For info on how to run MCMC in NIMBLE, see other examples.
ZIPmcmc <- buildMCMC(ZIPmodel)
## ===== Monitors =====
## thin = 1: lambda, p
## ===== Samplers =====
## RW sampler (2)
## - p
## - lambda
cZIPmcmc <- compileNimble(ZIPmcmc, project = ZIPmodel)
## Compiling
## [Note] This may take a minute.
## [Note] Use 'showCompilerOutput = TRUE' to see C++ compilation details.

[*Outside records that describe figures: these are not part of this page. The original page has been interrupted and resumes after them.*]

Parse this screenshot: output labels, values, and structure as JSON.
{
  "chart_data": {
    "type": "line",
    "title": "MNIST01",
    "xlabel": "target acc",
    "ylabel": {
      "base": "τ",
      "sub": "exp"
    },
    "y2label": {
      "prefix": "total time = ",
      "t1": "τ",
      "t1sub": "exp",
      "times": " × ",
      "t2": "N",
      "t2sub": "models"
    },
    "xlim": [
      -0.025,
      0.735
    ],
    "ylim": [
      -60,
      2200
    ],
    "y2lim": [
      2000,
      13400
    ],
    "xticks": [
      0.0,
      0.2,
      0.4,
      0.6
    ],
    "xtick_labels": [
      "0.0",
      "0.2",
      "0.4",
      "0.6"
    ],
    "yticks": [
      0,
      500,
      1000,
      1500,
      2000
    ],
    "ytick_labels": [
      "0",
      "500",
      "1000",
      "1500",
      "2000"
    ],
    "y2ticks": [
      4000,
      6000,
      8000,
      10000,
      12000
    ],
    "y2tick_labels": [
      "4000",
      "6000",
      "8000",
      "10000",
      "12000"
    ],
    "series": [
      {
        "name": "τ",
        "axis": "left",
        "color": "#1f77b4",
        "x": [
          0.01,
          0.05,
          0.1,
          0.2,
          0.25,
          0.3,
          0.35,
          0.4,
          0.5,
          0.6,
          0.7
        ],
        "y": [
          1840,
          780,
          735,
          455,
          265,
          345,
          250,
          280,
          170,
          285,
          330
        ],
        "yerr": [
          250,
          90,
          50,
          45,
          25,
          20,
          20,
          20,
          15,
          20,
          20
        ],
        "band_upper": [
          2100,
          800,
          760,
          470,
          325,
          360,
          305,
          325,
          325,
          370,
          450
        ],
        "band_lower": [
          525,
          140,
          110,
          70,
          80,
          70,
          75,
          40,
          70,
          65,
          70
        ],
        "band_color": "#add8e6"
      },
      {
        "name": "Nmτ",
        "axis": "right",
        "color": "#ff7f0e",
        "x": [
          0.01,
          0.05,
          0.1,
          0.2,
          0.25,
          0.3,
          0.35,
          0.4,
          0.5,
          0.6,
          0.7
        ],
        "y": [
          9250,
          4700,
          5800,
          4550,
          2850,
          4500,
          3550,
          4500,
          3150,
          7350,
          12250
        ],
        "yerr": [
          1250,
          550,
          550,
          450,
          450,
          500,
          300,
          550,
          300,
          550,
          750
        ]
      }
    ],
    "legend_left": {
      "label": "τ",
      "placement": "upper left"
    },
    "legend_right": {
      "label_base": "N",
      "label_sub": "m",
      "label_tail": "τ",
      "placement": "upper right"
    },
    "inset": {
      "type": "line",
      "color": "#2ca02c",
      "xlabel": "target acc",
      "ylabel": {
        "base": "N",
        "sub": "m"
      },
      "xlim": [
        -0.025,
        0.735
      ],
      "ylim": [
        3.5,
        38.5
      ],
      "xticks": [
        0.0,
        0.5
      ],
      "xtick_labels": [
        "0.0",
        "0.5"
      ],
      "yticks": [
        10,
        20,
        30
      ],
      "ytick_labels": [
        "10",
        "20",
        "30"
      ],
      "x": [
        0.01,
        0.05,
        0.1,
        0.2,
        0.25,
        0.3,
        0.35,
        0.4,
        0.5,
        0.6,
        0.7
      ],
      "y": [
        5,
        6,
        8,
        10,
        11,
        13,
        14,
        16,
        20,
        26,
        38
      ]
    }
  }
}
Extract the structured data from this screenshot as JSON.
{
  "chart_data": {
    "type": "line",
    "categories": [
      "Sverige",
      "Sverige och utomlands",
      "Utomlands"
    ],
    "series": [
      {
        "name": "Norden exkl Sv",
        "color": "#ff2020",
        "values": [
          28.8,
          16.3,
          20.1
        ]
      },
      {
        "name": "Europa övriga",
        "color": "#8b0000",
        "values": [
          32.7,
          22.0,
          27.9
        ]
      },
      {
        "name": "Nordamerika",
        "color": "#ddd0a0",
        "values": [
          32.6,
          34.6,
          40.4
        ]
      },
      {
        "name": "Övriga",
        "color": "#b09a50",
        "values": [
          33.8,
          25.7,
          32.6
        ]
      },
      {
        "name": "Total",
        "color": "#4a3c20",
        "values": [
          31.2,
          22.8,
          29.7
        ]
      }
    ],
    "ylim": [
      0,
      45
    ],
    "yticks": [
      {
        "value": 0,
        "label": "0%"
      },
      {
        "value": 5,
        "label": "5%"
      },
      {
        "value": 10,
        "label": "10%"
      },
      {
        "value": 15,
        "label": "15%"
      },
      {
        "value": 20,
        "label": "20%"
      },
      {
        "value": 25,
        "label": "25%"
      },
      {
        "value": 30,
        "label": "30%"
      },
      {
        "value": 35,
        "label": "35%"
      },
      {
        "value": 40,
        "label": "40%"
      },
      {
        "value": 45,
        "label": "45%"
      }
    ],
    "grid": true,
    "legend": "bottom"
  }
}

samples <- runMCMC(cZIPmcmc, niter = 10000)
## running chain 1...
## |-------------|-------------|-------------|-------------|
## |-------------------------------------------------------|
Let’s look at a summary and trace plots to see if everything looks reasonable.
summary(samples)
## lambda p
## Min. :1.188 Min. :0.1428
## 1st Qu.:1.708 1st Qu.:0.3696
## Median :1.855 Median :0.4167
## Mean :1.868 Mean :0.4151
## 3rd Qu.:2.016 3rd Qu.:0.4611
## Max. :2.803 Max. :0.6545
plot(samples[,'lambda'], type = 'l', main = 'lambda trace plot')
plot(samples[,'p'], type = 'l', main = 'p trace plot')
It worked!